I first conceived of this project in the midst of the national debate about the Iraq War (2003-2011), when partisan media outlets like Fox News and msnbc laid bare America’s political and ideological divisions on a nightly basis. With no cable news, blogs, or twitter feeds, the media landscape was of course quite different during the early 1950s, but I found myself wondering what the debate about Korea might have looked like had there been some approximation of Fox News and msnbc at the time. Fortunately, The Forgotten Debate reveals that we have just such an approximation in America’s leading political opinion journals.
On the left were The Nation and The New Republic, publications which continue to advocate for the liberal/progressive viewpoint today. There was also Commonweal, a lay Catholic journal, that proved a curious blend of what we might call the Christian Left and the Christian Right. Further to the right was The New Leader, a liberal journal that generally took the expected liberal line on domestic issues but was exceptionally hawkish on foreign policy. There was indeed much overlap between these hawkish liberal writers and the contributors to avowedly conservative journals like The Freeman and The American Mercury. The Freeman, as it began publication four years prior to Buckley’s National Review, is perhaps best remembered as the “John the Baptist” to National Review’s Jesus. And Buckley himself was on staff at the Mercury during the years under study. Taken together, many writers and editors at these two conservative publications wound up working with Buckley to later unify the conservative movement in the latter half of the 1950s.

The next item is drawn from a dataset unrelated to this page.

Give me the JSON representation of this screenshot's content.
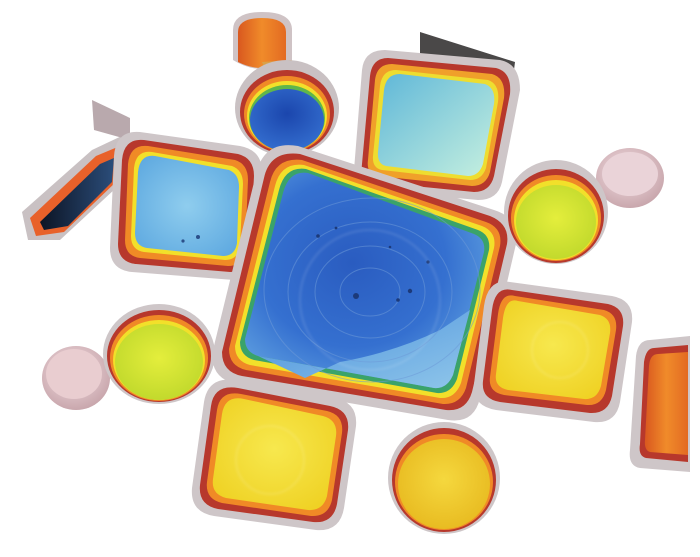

The Forgotten Debate chronicles the various issues that divided left liberals from hawkish liberals, and liberals from conservatives, during the crucible of the Korean War. These issues include how the US should respond to the outbreak of war, how the US should respond to Chinese intervention, to what extent should the US work through multilateral institutions like the UN vs. act unilaterally on the world stage, who was correct in the Truman-MacArthur controversy, what would the outcome of the 1952 election mean for US foreign policy, and were truce negotiations a farce or principled and ultimately successful? In the end, the debates the book chronicles shed new light on how the Korean War helped lay the groundwork for many of our enduring ideological divisions, as manifested most recently during the Iraq War and Trump-era “America Firstism.”